Dogs and puppies live through their noses, and as many dog owners can tell you, pungent scents prompt rolling behavior. Think of it as a scent ecstasy, similar to what cats experience when exposed to catnip. When a dog finds what he considers an attractive odor, he rolls to rub his shoulders, back and neck into the offering.

 

We don't know for sure why dogs are drawn to roll around in things that smell repugnant to humans. But there are a few possible explanations.

Dogs Have a Nuanced Sense of Smell

It's no secret that dogs' noses are much more sensitive than humans' But it's not just that dogs' sense of smell is acuter than ours, dogs actually can detect more layers of scent.

For instance, when a skunk sprays a rose bush, a human only smells the skunk's aftermath since it's a more recent and stronger odor than the rose bush's own scent. But if a dog sniffed the same rose bush, it would be able to smell both the skunk and the roses and probably myriad other odors as well. 

This is likely an evolutionary trait that helped dogs communicate with their packs when wild canines roamed the earth. "Perfuming" himself with such scents may allow the dog to carry the smelly message home, so other dogs in the pack can learn all about a potential food source.

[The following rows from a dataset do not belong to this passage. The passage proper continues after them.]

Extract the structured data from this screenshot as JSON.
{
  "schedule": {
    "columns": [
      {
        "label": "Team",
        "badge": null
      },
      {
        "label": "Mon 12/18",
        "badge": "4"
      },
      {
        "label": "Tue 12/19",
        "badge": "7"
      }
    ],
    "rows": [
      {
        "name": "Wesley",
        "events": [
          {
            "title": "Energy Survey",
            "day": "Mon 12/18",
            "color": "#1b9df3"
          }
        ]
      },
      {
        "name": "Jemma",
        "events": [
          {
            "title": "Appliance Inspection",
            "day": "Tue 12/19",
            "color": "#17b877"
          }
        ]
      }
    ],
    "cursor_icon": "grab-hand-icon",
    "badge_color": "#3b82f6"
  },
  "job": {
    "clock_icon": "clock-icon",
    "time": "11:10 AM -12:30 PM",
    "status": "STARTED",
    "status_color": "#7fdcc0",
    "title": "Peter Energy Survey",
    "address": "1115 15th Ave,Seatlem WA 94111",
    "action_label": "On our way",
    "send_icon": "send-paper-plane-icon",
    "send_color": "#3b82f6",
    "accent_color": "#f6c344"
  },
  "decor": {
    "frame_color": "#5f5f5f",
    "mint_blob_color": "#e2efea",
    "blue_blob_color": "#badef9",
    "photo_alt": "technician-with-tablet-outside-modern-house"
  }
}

Since many species of wild dogs were scavengers, they'd be drawn to smells such as rotting carcasses (which, not to be too graphic, smell not unlike feces). 

Dogs May be Trying to Mark Their Territory

It's well known that pack and territorial animals will mark their territory by urinating on it. This scent lets other rival packs know to avoid a given area unless they want to fight for it.

A wild dog or wolf rolling in poop (or other animal matter) may be trying to override another animal's scent, or intentionally leaving its own scent as a warning.

Again, not the clearest explanation for why pet dogs engage in this behavior, but it at least provides some evolutionary clues. 

Dogs Rolling in Poop May be Using Camouflage

Like their predecessors, pet dogs may roll in poop and other unpleasant-smelling material in order to mask their own scent. Wolves, especially, would not want a potential prey animal such as a deer to be able to smell them coming. If its own smell was camouflaged with the smell of poop, the predator would have an easier time hunting its prey. 

Sometimes, Dogs Just Get Bored

It's also well-established that a bored or understimulated puppy will engage in destructive behaviors like chewing and digging. So it's not too much of a stretch to think that rolling in poop may be a sign you need to pay more attention to your dog and keep him occupied with other, less smelly hobbies.